SEEG-Einsatz Togo, 2016: Lassafieber-Diagnostik
  • Im Mai 2018 erklärte die Regierung der Demokratischen Republik Kongo einen Ausbruch von Ebolafieber. Die WHO schätzt das Risiko einer Ausbreitung als hoch für die Region ein, weshalb vorsorglich alle Nachbarländer in Alarmbereitschaft versetzt wurden. Die Republik Kongo grenzt unmittelbar an das Ausbruchsgebiet an. Deshalb unterstützte ein SEEG-Einsatzteam das nationale Labor für öffentliche Gesundheit in Brazzaville dabei, die Diagnostik für Ebolafieber aufzubauen und die Mitarbeiter in der sicheren Bearbeitung von Ebola-Proben zu schulen und sich so auf eine mögliche Ausbreitung des Ausbruchs vorzubereiten.
  • In Peru baute die SEEG im Mai 2018 die Arbovirendiagnostik (mit besonderer Berücksichtigung von Zikafieber) am staatlichen Labor in Iquitos auf, das eine tragende Rolle bei der Detektion von Zikafieber für den ganzen Bundesstaat Loreto spielt. Die nun etablierte Diagnostik trägt wesentlich zur Mutter-Kind-Gesundheit in der Region bei.
  • Ein Team der SEEG war im Februar 2018 in Colombo, Sri Lanka, im Einsatz. Der Grund: Sri Lanka erlebte im vergangenen Jahr den schwersten Ausbruch von Denguefieber seiner Geschichte. Eine schützende Impfung oder eine spezifische Therapie existieren bislang nicht. Die zeitnahe intensivmedizinische Überwachung und Behandlung kann jedoch Leben retten. Voraussetzung hierfür ist die rechtzeitige und sichere Erkennung einer Denguevirus-Infektion einschließlich der Serotypisierung. Ein SEEG-Einsatzteam schulte daher Mitarbeiterinnen und Mitarbeiter des Colombo North Teaching Hospital und der Universität Colombo, Denguefieber-Infektionen und die verschiedenen Serotypen mit Hilfe molekularer Methoden zu identifizieren.

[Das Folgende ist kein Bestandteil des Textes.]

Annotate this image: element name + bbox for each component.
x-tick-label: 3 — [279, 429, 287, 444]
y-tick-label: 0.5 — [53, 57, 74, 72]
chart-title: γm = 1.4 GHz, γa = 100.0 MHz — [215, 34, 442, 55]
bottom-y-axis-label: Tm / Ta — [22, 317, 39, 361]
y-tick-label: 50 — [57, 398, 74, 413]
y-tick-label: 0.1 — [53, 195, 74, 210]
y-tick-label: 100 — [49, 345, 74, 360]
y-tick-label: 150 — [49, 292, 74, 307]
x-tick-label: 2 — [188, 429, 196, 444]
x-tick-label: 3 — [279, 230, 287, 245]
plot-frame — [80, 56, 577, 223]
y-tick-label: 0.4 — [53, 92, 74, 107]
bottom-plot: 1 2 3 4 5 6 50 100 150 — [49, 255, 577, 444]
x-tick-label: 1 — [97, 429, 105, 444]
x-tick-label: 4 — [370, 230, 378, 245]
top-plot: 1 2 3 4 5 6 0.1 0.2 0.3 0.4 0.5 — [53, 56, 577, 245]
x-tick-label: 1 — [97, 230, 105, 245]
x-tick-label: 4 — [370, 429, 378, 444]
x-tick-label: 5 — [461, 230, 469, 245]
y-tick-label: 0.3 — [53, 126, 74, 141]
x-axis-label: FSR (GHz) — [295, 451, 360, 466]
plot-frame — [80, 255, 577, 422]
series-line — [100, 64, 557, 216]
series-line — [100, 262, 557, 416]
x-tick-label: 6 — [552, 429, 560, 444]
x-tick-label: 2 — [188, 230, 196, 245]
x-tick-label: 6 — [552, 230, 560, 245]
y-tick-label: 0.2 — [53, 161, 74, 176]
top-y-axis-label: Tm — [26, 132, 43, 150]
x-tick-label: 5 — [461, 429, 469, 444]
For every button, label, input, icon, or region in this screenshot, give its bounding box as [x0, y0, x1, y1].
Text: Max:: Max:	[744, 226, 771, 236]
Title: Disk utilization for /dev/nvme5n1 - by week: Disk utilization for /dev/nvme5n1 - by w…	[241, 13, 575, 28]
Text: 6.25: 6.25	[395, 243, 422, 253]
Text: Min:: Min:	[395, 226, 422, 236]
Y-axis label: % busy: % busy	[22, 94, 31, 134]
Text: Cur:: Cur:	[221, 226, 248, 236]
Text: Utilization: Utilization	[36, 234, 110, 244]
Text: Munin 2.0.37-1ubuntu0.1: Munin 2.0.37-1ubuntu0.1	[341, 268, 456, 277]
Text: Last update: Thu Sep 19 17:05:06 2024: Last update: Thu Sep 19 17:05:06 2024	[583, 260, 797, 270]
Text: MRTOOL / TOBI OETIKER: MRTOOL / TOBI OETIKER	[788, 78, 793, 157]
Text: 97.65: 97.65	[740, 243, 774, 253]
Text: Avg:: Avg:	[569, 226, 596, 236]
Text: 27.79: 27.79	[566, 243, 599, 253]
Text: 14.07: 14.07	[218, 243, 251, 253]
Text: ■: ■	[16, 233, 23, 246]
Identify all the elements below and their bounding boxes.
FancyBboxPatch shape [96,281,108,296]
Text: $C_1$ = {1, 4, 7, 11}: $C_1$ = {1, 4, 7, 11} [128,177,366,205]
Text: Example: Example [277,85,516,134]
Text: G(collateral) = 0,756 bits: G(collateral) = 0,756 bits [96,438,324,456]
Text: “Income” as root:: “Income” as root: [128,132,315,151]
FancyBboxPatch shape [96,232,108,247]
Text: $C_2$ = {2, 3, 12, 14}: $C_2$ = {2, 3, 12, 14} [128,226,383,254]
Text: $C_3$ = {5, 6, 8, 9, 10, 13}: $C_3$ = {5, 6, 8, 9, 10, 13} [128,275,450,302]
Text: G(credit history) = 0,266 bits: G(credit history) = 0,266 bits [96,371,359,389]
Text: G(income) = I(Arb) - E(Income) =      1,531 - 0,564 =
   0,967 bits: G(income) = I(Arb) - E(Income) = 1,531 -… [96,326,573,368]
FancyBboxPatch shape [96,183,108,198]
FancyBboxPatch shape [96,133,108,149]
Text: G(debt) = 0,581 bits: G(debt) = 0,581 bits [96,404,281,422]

  • 2018 wurden in Benin wieder (Verdachts-)Fälle von Lassafieber gemeldet. Das nationale Referenzlabor in Cotonou, das bereits 2017 durch die SEEG unterstützt wurde, bat deshalb die SEEG erneut um Hilfe. Da bei viralen hämorrhagischen Fiebern auch alle Kontaktpersonen von Erkrankten überprüft werden müssen, musste das verhältnismäßig kleine Laborteam von fünf Personen eine große Anzahl Proben testen, wobei es dringend Unterstützung benötigte. Deshalb reiste innerhalb weniger Tage ein SEEG-Einsatzteam nach Benin, um beim der sicheren Bearbeitung der Proben zu helfen und Testergebnisse zu validieren. Weiterhin wurde eine zusätzliche Nachweismethode im Labor eingeführt, um das Risiko zu minimieren, Proben als falsch negativ zu deklarieren.
  • Im Februar und März 2018 unterstützte die SEEG während des größten bisherigen Lassafieber-Ausbruchs in Nigeria. Das Einsatzteam schulte Labormitarbeiter/innen des Irrua Specialist Teaching Hospital (ISTH) sowie des Nigeria Centre for Disease Control (NCDC) in der Lassafieber-Diagnostik. Außerdem unterstützte das SEEG-Team bei der Bearbeitung von 1.500 Proben und leistete so einen wichtigen Beitrag zur Kontrolle des Lassafieber-Ausbruchs durch die nigerianischen Gesundheitsbehörden und -zentren. Der SEEG-Einsatz stellte die zuverlässige und schnelle Diagnose eines Großteils aller Lassafieber-Verdachtsfälle im Land sicher.
  • Im November 2017 unterstützte die SEEG Madagaskar dabei, den Ausbruch der hoch ansteckenden Lungenpest in den Griff zu bekommen und sich auf zukünftige Ausbrüche vorzubereiten. Im schwer zugänglichen Hochland bildete die SEEG Gesundheitsfachkräfte in der an lokale Rahmenbedingungen angepassten einfachen mikroskopischen Diagnostik des Pesterregers aus und sorgte für die nötige Ausstattung der lokalen Gesundheitseinrichtungen.